Capítulo 7


   Sunna sentiu seu feitiço ir ao chão, seu trabalho estava feito e ela não poderia se sentir mais orgulhosa. Mesmo que sentida por infelizmente ter de abandonar sua querida capa vermelha para não levantar suspeitas, ela quase desfez o feitiço quando se lembrou da mamadeira na casa de Demétria. Controlando aquele punhado de terra seca para que se movesse sorrateiramente no ritmo do vento. A profetisa só relaxou momentos depois, quando sentiu a presença de sua magia de volta em seu quintal. Quebrando a magia, Sunna tira as mãos da mesa de pedra e sente o ar ir embora, segue até jardim atras de seu chalé observando a cidade sob a colina onde ficava sua casa, precisamente na direção da praça central, onde o nefilim anteriormente estava. A multidão ainda se fazia visível mesmo a distância, Sunna podia imaginar o que diziam, como espalhavam mais e mais o acontecido.

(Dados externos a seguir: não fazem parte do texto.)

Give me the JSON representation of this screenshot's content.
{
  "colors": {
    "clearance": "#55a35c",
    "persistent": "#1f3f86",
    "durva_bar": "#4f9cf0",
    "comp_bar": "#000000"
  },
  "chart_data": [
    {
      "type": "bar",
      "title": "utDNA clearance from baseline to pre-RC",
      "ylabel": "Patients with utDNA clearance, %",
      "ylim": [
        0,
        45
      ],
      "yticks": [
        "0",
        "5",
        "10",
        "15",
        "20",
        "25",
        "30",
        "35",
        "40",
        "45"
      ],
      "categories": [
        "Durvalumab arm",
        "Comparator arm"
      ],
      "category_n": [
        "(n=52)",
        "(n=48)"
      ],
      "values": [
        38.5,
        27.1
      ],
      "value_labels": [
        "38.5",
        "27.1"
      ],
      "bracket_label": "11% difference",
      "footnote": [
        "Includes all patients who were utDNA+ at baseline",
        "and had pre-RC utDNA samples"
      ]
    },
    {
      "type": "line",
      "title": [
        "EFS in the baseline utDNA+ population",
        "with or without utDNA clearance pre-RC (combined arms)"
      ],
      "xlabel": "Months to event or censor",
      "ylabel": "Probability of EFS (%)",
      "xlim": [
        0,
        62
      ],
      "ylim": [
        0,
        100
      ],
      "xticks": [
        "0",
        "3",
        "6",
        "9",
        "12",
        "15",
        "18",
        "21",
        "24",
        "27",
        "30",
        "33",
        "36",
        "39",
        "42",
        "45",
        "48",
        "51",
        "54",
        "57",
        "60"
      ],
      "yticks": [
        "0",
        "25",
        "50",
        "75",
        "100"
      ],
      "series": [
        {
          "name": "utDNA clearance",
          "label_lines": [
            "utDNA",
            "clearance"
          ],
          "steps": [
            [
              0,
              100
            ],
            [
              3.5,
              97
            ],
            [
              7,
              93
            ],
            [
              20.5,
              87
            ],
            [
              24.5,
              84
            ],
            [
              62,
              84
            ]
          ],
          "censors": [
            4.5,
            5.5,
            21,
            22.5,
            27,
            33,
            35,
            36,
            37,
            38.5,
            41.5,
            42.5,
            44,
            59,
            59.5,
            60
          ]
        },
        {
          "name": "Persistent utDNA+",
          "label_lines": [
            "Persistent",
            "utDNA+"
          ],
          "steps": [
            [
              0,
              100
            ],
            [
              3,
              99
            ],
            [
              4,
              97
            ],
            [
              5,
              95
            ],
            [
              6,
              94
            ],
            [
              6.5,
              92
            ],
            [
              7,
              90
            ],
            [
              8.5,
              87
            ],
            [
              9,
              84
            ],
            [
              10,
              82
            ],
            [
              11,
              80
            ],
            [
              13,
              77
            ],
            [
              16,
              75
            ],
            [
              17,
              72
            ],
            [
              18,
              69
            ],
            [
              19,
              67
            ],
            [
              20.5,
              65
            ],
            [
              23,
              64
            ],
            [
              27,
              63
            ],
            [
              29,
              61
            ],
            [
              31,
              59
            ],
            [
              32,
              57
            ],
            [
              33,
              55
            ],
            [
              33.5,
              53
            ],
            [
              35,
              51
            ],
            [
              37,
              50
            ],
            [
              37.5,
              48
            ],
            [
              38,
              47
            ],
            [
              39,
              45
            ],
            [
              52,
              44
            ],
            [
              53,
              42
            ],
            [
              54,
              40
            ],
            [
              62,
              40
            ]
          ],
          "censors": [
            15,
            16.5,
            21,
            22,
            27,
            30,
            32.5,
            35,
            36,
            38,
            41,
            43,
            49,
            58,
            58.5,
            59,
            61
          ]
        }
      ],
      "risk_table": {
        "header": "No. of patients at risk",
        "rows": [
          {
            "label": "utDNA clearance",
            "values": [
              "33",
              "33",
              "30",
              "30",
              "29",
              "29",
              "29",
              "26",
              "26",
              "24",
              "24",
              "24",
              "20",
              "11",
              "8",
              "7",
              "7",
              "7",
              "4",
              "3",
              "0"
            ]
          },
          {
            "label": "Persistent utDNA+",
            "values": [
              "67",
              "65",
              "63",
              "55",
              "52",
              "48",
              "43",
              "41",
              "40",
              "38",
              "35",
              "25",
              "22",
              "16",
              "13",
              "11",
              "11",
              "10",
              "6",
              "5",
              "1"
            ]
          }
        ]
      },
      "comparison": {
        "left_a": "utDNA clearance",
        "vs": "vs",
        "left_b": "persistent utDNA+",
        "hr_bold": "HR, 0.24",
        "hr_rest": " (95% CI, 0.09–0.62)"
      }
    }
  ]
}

   Ela custou a virar as costas e seguir até o jardim, seus olhos estavam presos ali enquanto seu coração batia no ritmo das pulsações de dor em seus ombros. Sua mente ainda assimilava tantas informações, o que aconteceu, o que estava acontecendo e o que aconteceria, a dimensão das palavras de Caos e quanta responsabilidade estava sobre ela agora. O medo de falhar congelava os ossos de Sunna, mas ela não se permitia encara-lo, não agora sozinha, talvez ao lado de Demétria, mas não ali. Se forçando a seguir em frente, Sunna finalmente alcança a mamadeira, coberta de areia, e volta para dentro tentando e falhando ao ignorar a nova magnitude de suas ações.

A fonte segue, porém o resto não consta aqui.